Symmetries influence the emergence of interpretable discrete codes

Abstract

Presented is a novel methodology for determining representational structure, which builds upon the existing Spotlight Resonance method. This new tool is used to gain insight into how discrete representations can emerge and organise in autoencoder models, through a controlled ablation study that alters only the activation function. Using this technique, the validity of whether function-driven symmetries can act as implicit inductive biases on representations is determined. Representations are found to tend to discretise when the activation functions are defined through a discrete algebraic permutation-equivariant symmetry. In contrast, they remain continuous under a continuous algebraic orthogonal-equivariant definition. This confirms the hypothesis that the symmetries of network primitives can carry unintended inductive biases, leading to task-independent artefactual structures in representations. The discrete symmetry of contemporary forms is shown to be a strong predictor for the production of symmetry-organised discrete representations emerging from otherwise continuous distributions -- a quantisation effect. This motivates further reassessment of functional forms in common usage due to such unintended consequences.

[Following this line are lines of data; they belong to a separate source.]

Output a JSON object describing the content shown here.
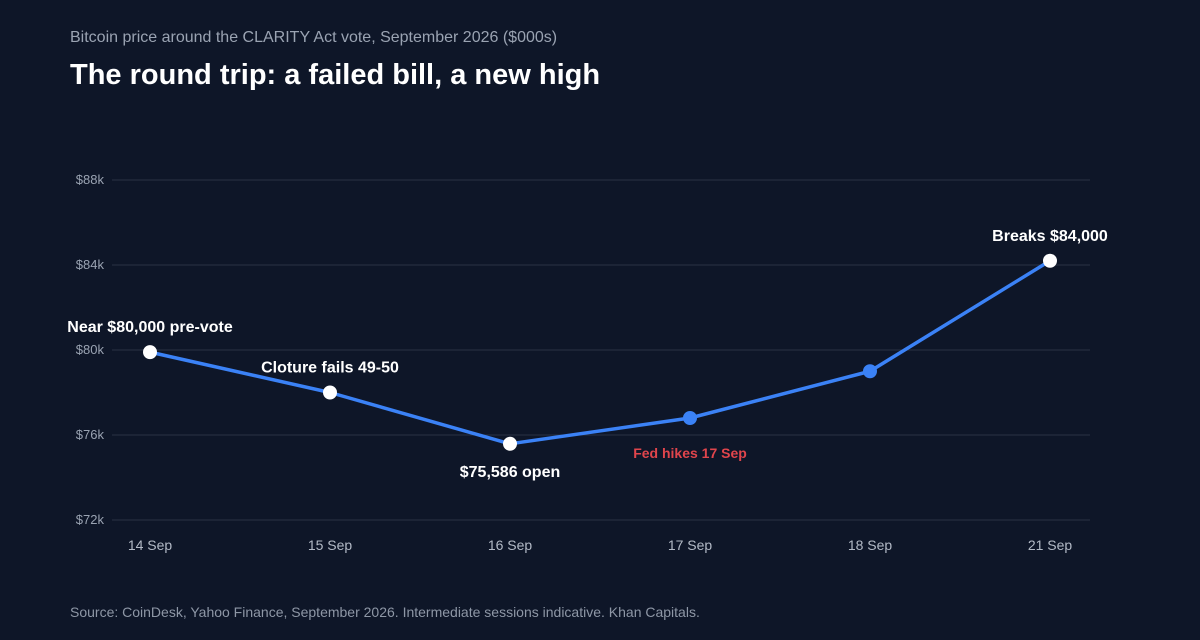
{
  "header": {
    "subtitle": "Bitcoin price around the CLARITY Act vote, September 2026 ($000s)",
    "title": "The round trip: a failed bill, a new high"
  },
  "footer": {
    "source": "Source: CoinDesk, Yahoo Finance, September 2026. Intermediate sessions indicative. Khan Capitals."
  },
  "chart_data": {
    "type": "line",
    "title": "The round trip: a failed bill, a new high",
    "subtitle": "Bitcoin price around the CLARITY Act vote, September 2026 ($000s)",
    "categories": [
      "14 Sep",
      "15 Sep",
      "16 Sep",
      "17 Sep",
      "18 Sep",
      "21 Sep"
    ],
    "series": [
      {
        "values": [
          79.9,
          78.0,
          75.586,
          76.8,
          79.0,
          84.2
        ]
      }
    ],
    "ylim": [
      72,
      88
    ],
    "yticks": [
      72,
      76,
      80,
      84,
      88
    ],
    "ytick_labels": [
      "$72k",
      "$76k",
      "$80k",
      "$84k",
      "$88k"
    ],
    "grid": true,
    "colors": {
      "line": "#3b82f6",
      "highlight_marker": "#ffffff",
      "grid": "#2a3344",
      "alert": "#e0454c"
    },
    "annotations": [
      {
        "index": 0,
        "text": "Near $80,000 pre-vote",
        "position": "above",
        "highlight": true
      },
      {
        "index": 1,
        "text": "Cloture fails 49-50",
        "position": "above",
        "highlight": true
      },
      {
        "index": 2,
        "text": "$75,586 open",
        "position": "below",
        "highlight": true
      },
      {
        "index": 3,
        "text": "Fed hikes 17 Sep",
        "position": "below",
        "highlight": false,
        "style": "alert"
      },
      {
        "index": 4,
        "text": "",
        "position": "above",
        "highlight": false
      },
      {
        "index": 5,
        "text": "Breaks $84,000",
        "position": "above",
        "highlight": true
      }
    ]
  }
}
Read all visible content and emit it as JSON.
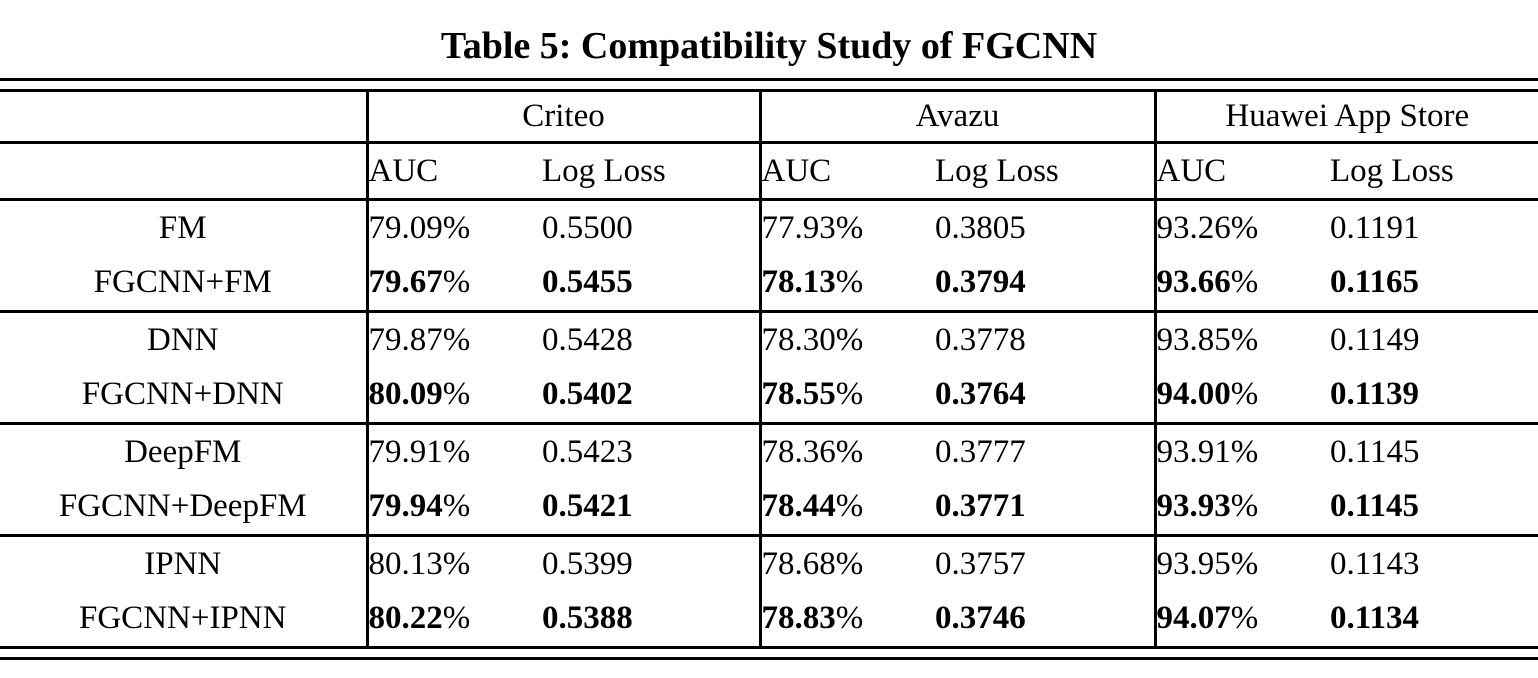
{
  "title": "Table 5: Compatibility Study of FGCNN",
  "table": {
    "groups": [
      "Criteo",
      "Avazu",
      "Huawei App Store"
    ],
    "sub_columns": {
      "auc": "AUC",
      "logloss": "Log Loss"
    },
    "rows": [
      {
        "model": "FM",
        "bold": false,
        "criteo_auc": "79.09%",
        "criteo_logloss": "0.5500",
        "avazu_auc": "77.93%",
        "avazu_logloss": "0.3805",
        "huawei_auc": "93.26%",
        "huawei_logloss": "0.1191"
      },
      {
        "model": "FGCNN+FM",
        "bold": true,
        "criteo_auc": "79.67%",
        "criteo_logloss": "0.5455",
        "avazu_auc": "78.13%",
        "avazu_logloss": "0.3794",
        "huawei_auc": "93.66%",
        "huawei_logloss": "0.1165"
      },
      {
        "model": "DNN",
        "bold": false,
        "criteo_auc": "79.87%",
        "criteo_logloss": "0.5428",
        "avazu_auc": "78.30%",
        "avazu_logloss": "0.3778",
        "huawei_auc": "93.85%",
        "huawei_logloss": "0.1149"
      },
      {
        "model": "FGCNN+DNN",
        "bold": true,
        "criteo_auc": "80.09%",
        "criteo_logloss": "0.5402",
        "avazu_auc": "78.55%",
        "avazu_logloss": "0.3764",
        "huawei_auc": "94.00%",
        "huawei_logloss": "0.1139"
      },
      {
        "model": "DeepFM",
        "bold": false,
        "criteo_auc": "79.91%",
        "criteo_logloss": "0.5423",
        "avazu_auc": "78.36%",
        "avazu_logloss": "0.3777",
        "huawei_auc": "93.91%",
        "huawei_logloss": "0.1145"
      },
      {
        "model": "FGCNN+DeepFM",
        "bold": true,
        "criteo_auc": "79.94%",
        "criteo_logloss": "0.5421",
        "avazu_auc": "78.44%",
        "avazu_logloss": "0.3771",
        "huawei_auc": "93.93%",
        "huawei_logloss": "0.1145"
      },
      {
        "model": "IPNN",
        "bold": false,
        "criteo_auc": "80.13%",
        "criteo_logloss": "0.5399",
        "avazu_auc": "78.68%",
        "avazu_logloss": "0.3757",
        "huawei_auc": "93.95%",
        "huawei_logloss": "0.1143"
      },
      {
        "model": "FGCNN+IPNN",
        "bold": true,
        "criteo_auc": "80.22%",
        "criteo_logloss": "0.5388",
        "avazu_auc": "78.83%",
        "avazu_logloss": "0.3746",
        "huawei_auc": "94.07%",
        "huawei_logloss": "0.1134"
      }
    ]
  }
}
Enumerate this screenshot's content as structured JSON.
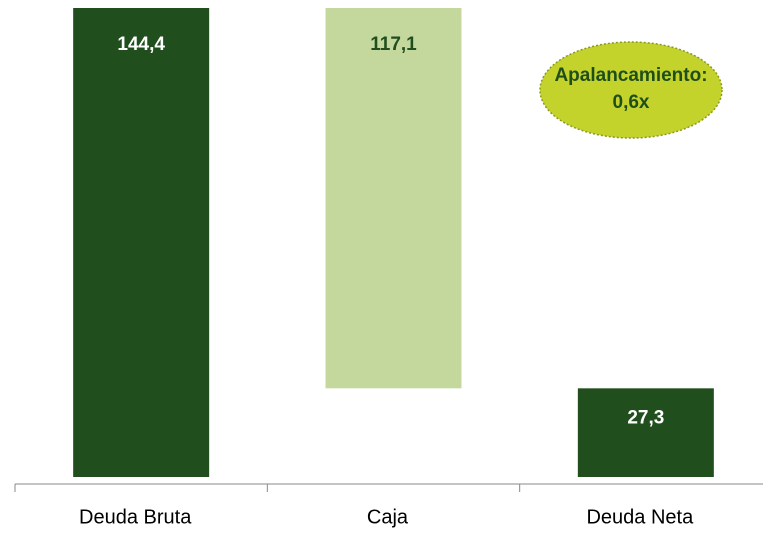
{
  "chart_data": {
    "type": "waterfall",
    "categories": [
      "Deuda Bruta",
      "Caja",
      "Deuda Neta"
    ],
    "values": [
      144.4,
      117.1,
      27.3
    ],
    "value_labels": [
      "144,4",
      "117,1",
      "27,3"
    ],
    "measures": [
      "total",
      "decrease",
      "total"
    ],
    "colors": [
      "#214e1d",
      "#c4d89e",
      "#214e1d"
    ],
    "label_colors": [
      "#ffffff",
      "#214e1d",
      "#ffffff"
    ],
    "annotation": [
      "Apalancamiento:",
      "0,6x"
    ],
    "annotation_color": "#c3d32c"
  }
}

Moreover, this supports a general causal model for a mode in which discrete representations may form, and could constitute a prerequisite for downstream interpretability phenomena, including grandmother neurons, discrete coding schemes, general linear features and a type of Superposition. Hence, this tool and proposed mechanism for the influence of functional form on representations may provide insights into interpretability research. Finally, preliminary results indicate that quantisation of representations correlates with a measurable increase in reconstruction error, reinforcing previous conjectures that this collapse can be detrimental.